# sustain a case, sustain a claim



## Paramonol

Please help to translate: The court has decided to sustain a case.


----------



## P2Grafn0l

"De rechtbank heeft besloten een zaak voort te zetten." - Een equals a(n). 

"De rechtbank heeft besloten de zaak voort te zetten." - De equals the.


----------



## P2Grafn0l

Paramonol said:


> The court has decided to sustain a case.



The court has decided to sustain a/the case.
De rechtbank heeft besloten een/de zaak voort te zetten.


----------



## eno2

Te behandelen


----------



## P2Grafn0l

eno2 said:


> Te behandelen



Eerder 'aan te houden' dan de andere infinitief.

'Sustain' derived from:
sustineo - Wiktionary


----------



## P2Grafn0l

I guess the below is what it is about.
To affirm the validity of: As in; _The judge has sustained the prosecutor's objection._

A little bit of context, would make your question clearer, Paramonol.


----------



## eno2

In court language, the court throws out a case or sustains it.
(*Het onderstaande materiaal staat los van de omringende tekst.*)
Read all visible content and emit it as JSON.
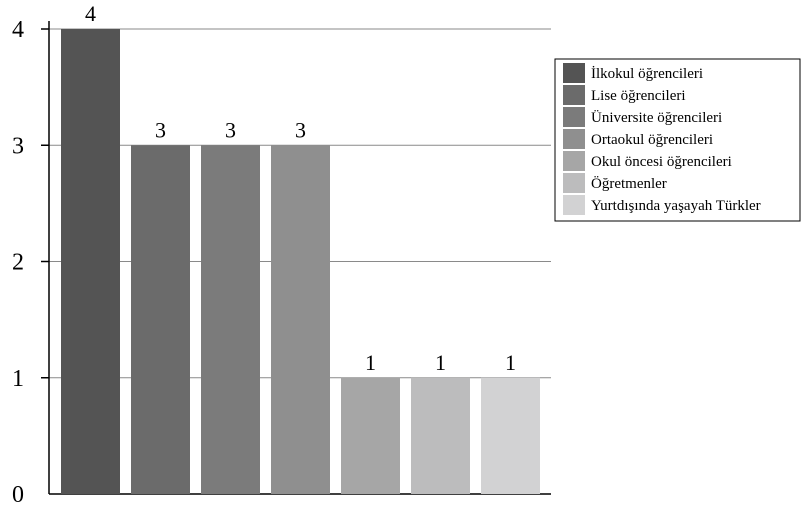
{
  "chart_data": {
    "type": "bar",
    "categories": [
      "İlkokul öğrencileri",
      "Lise öğrencileri",
      "Üniversite öğrencileri",
      "Ortaokul öğrencileri",
      "Okul öncesi öğrencileri",
      "Öğretmenler",
      "Yurtdışında yaşayah Türkler"
    ],
    "values": [
      4,
      3,
      3,
      3,
      1,
      1,
      1
    ],
    "data_labels": [
      "4",
      "3",
      "3",
      "3",
      "1",
      "1",
      "1"
    ],
    "colors": [
      "#545454",
      "#6b6b6b",
      "#7b7b7b",
      "#8f8f8f",
      "#a6a6a6",
      "#bcbcbd",
      "#d2d2d3"
    ],
    "ylim": [
      0,
      4
    ],
    "yticks": [
      "0",
      "1",
      "2",
      "3",
      "4"
    ],
    "grid": true,
    "legend_position": "right",
    "title": "",
    "xlabel": "",
    "ylabel": ""
  }
}
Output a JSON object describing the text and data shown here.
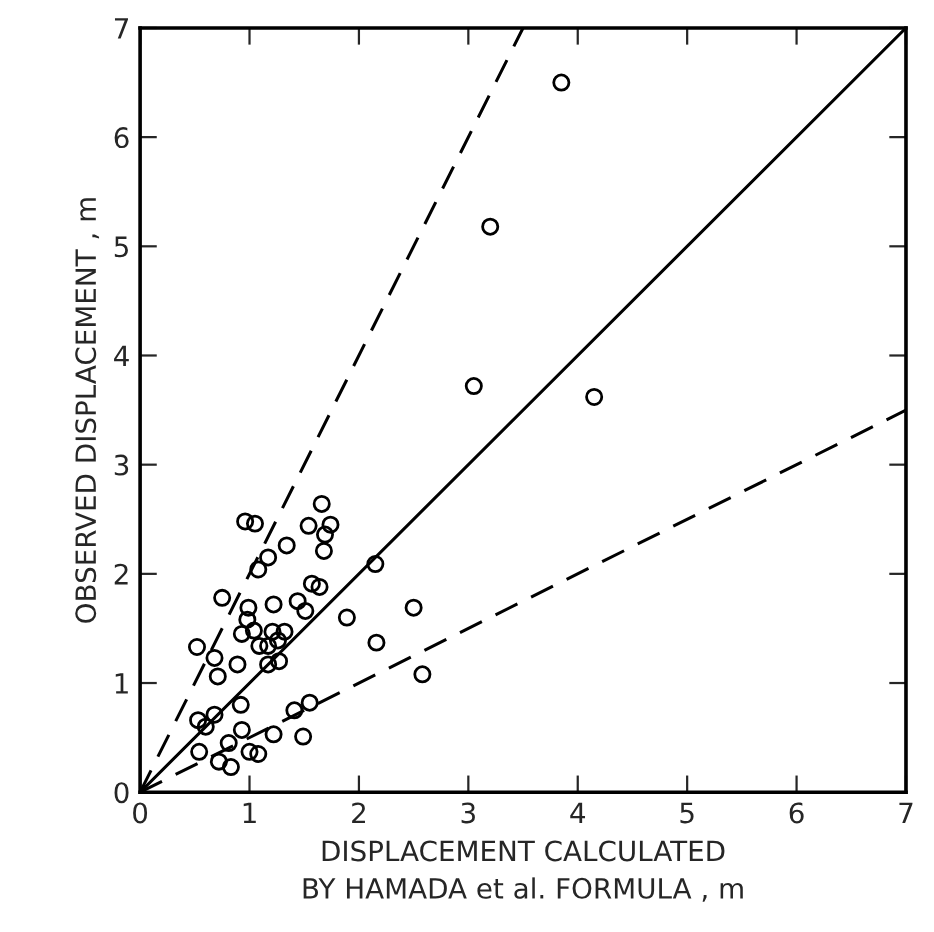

In Dutch  for me, sustain a case,  that means:   aanvaarden een zaak in behandeling te nemen, aanvaarden een zaak te behandelen. 

Een zaak in behandeling nemen is a normal way of talking about court cases

bv:



> ( uitstel van de )...*behandeling* van een zaak op verzoek van alle partijen.


 Lycaeus Juridisch Woordenboek (België)

Paramonol never gives context, not even when pressed.


----------



## Paramonol

Geleid door art. 303, 304, 307-309, 313-315,317,218 de Gerechtelijk Wetboek van Oekraïne, het panel van de rechters heeft besloten:

De eis van Illya Markovytsj – te voldoen.


----------



## bibibiben

_To sustain a claim _zou in Nederland met _een eis toewijzen _vertaald worden.


----------



## eno2

bibibiben said:


> _To sustain a claim _zou in Nederland met _een eis toewijzen _vertaald worden.


Hoe zou je 'to sustain a case' vertalen?


----------



## bibibiben

_To sustain a case _lijkt een minder vaste combinatie te zijn dan de collocatie _to sustain a claim_. _To sustain _kun je in dit geval waarschijnlijk het beste met _voortzetten _of _doorzetten _vertalen.


----------



## eno2

Een jurist moet maar doorhakken. Ik blijf bij in behandeling nemen . Misschien toelaten. Misschien aanvaarden.


----------



## Peterdg

Zou het misschien "ontvankelijk verklaren" kunnen betekenen?


----------



## eno2

Welja. Dat is het. Ik begreep het zo, maar kwam er niet op.

De vertaling van The court has decided to sustain a case is dan: het hof heeft de zaak ontvankelijk verklaard. Simpel.


----------